Innerhalb einer Generation hat sich die sozio-ökonomische Struktur im Gebiet des
Hanauerlandes unter Einbeziehung der Stadt Kehl grundlegend geändert. Und der Umformungsprozeß
ist bei weitem noch nicht abgeschlossen.

Parallel dazu verlaufen die offensichtlichen Auflösungserscheinungen in den kommunikativen
Kooperationen. Die Schwindsucht der Gesangvereine, der einstigen Träger der kulturellen
Arbeit innerhalb der dörflichen Gemeinschaften, ist schon sprichwörtlich geworden
. Die heimischen Trachten dürften bald außerhalb der Zentren des Fremdenverkehrs
nur noch in den Heimatmuseen bewundert werden. Auch das sich in der Mundart äußernde
Band eines Landstriches verliert infolge eines veränderten Wortschatzes mehr und mehr
an Ursprünglichkeit.

Wenn uns wirklich daran gelegen ist, historische Gemeinschaften zu erhalten, dann müssen
wir einerseits anerkennen, daß sich die typischen Strukturen eines Landstriches nicht
selbständig von einer Generation auf die andere Generation übertragen, sondern vielmehr
als je zuvor der bewußten Pflege der am Historischen Interessierten bedürfen. Andererseits
können wir dieses mühselige Unterfangen aber auch nicht den wenigen Idealisten
überlassen, die sich mit ihrer ganzen Persönlichkeit dafür einsetzen, das historische Moment
ins Bewußtsein rücken zu lassen. Es genügt auch nicht, sich mit steinernen Zeugen
aus der Vergangenheit als Katalysator zu begnügen. Wir müssen in der Familie, in der
Schule, in den Gemeinden, in den Vereinen und den überörtlichen Vereinigungen die
Dynamik der Geschichte bewußt werden lassen.

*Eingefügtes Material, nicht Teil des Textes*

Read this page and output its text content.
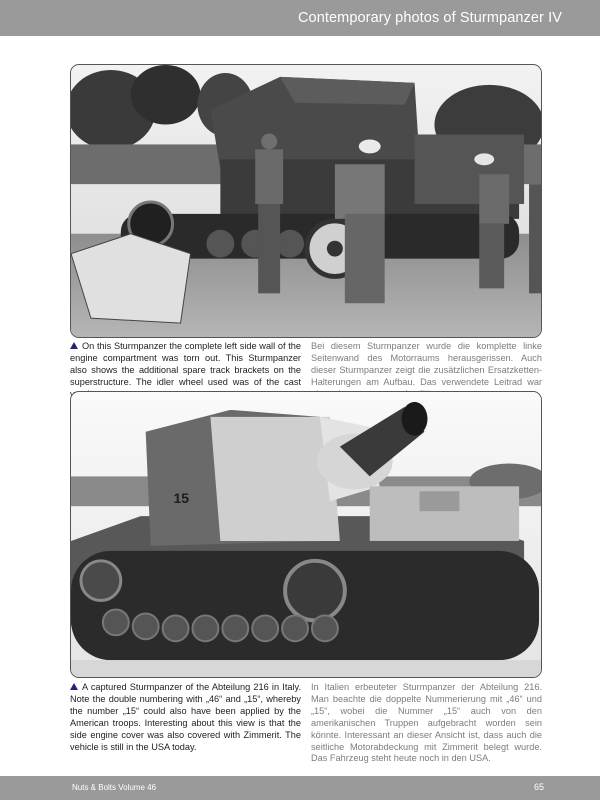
Contemporary photos of Sturmpanzer IV

On this Sturmpanzer the complete left side wall of the engine compartment was torn out. This Sturmpanzer also shows the additional spare track brackets on the superstructure. The idler wheel used was of the cast

Bei diesem Sturmpanzer wurde die komplette linke Seitenwand des Motorraums herausgerissen. Auch dieser Sturmpanzer zeigt die zusätzlichen Ersatzketten-Halterungen am Aufbau. Das verwendete Leitrad war

15

A captured Sturmpanzer of the Abteilung 216 in Italy. Note the double numbering with „46“ and „15“, whereby the number „15“ could also have been applied by the American troops. Interesting about this view is that the side engine cover was also covered with Zimmerit. The vehicle is still in the USA today.

In Italien erbeuteter Sturmpanzer der Abteilung 216. Man beachte die doppelte Nummerierung mit „46“ und „15“, wobei die Nummer „15“ auch von den amerikanischen Truppen aufgebracht worden sein könnte. Interessant an dieser Ansicht ist, dass auch die seitliche Motorabdeckung mit Zimmerit belegt wurde. Das Fahrzeug steht heute noch in den USA.

Nuts & Bolts Volume 46	65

Kenner unserer Schulen werden mit dem Einwand kommen, daß ja bislang durch den von
der Kultusverwaltung verordneten Heimatkundeunterricht bereits dieser Forderung vollauf
entsprochen wurde. Der Unterricht an unseren Schulen sollte, wenn er dem Buchstaben
genau befolgt würde, auf dem „Heimatprinzip" aufgebaut sein. Aber gerade dieses
Phänomen „Heimatprinzip" hat bei der jetzt anlaufenden Curriculum-Diskussion zahlreiche
Pädagogen mit weitreichendem Einfluß auf den Plan gerufen. Sie verdammen die
„süßliche Heimatkunde" und apostrophieren sie als eine „Ideologie der bürgerlichen Mittelschichten
" (Professor Neumann, Schwäbisch Gmünd).